One of Gyllenhaal's friends, Mr. E.W.O., characterizes the deceased as follows: "He had one of the best minds of the Swedish-American press, and he put all of his considerable energies into his work. Perhaps no other of our newspapermen have gone so completely into the routines of journalism as he has...What this right-minded and true man of the pen has accomplished through our Swedish-American press in these 30 years in regard to leading the opinions of the public in the right course cannot be measured by any elegies. He never carried out an independent authorship, but with persevering industry he has, unnoticed and anonymous, sown the seed of noble thought in the minds of hundreds of thousands of readers."

Another of his friends writes: "G. was Americanized, and fought with strength against all wrongs and bad habits which his landsmen had brought with them from Sweden to the new country. He was a Swedish-American and as such commended all that was good and honorably Swedish which could be of benefit to the American culture."

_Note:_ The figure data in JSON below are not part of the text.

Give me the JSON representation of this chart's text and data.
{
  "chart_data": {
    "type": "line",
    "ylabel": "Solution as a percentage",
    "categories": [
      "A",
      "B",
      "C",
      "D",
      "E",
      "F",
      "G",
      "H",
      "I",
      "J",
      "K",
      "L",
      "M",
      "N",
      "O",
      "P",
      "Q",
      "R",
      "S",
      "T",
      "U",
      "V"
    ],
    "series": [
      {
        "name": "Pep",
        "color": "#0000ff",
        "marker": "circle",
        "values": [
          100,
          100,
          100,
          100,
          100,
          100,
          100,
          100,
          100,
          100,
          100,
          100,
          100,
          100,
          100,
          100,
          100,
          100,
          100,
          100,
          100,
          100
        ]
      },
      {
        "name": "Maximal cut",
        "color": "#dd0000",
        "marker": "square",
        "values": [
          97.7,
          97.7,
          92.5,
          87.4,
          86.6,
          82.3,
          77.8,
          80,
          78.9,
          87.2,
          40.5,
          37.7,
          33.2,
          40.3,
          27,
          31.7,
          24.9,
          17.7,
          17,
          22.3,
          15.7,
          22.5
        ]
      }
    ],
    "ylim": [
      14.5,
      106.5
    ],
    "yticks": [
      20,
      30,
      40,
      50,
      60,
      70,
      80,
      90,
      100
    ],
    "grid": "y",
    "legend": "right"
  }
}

Perhaps the most outstanding characterization of the departed man of honor came from his spiritual shepherd, Pastor D.H. Klein, in the funeral sermon which he held for his peer and friend, wherein the following, among other things, was said: "We have all reason for thankfulness towards and devotion to our now sleeping brother, who with his genuine nature spread such pleasant sunshine in his surroundings. Steadfastness in all of life's phases was an outstanding aspect of his character. His fidelity to his family and his loyalty to his church were, we believe, grounded in his faithfulness to his God. As every man knows, he was steadfast in his calling here on earth, and he devoted himself thereto with a hardiness which did not ever bend even for the last years' difficulties, and was called away by death even while he yet stood in active practice of his life's calling. Humble and introspective as he was, he worked strongly within his sphere by his noble character. His association with his fellow human beings was remarkable in its gallantry, which came from the heart: he combined the worthiness of a prince with the mildness of a father in the most amiable way. For him, this was not a borrowed attribute, as is the case with Europe's worldly men, who have through the ages learned the bad habit of having the appearance of courtesy, kindness, and all of society's finesses only before other people; no, this was for him the everyday manner, and his loving heart beat warmly for his fellow human beings. He was so mild in his innermost personality, so subtly beautiful in his character, that we are unable with mere words to reproduce the beauty of a spring morning."

There is little left to add here. The persevering and industrious worker has come to his well-deserved rest. For us who are left come days with their work and their trials--and then they go.

"And the waves sing again their song and the winds shift upon their playing course; but the memory of the noble, that remains!"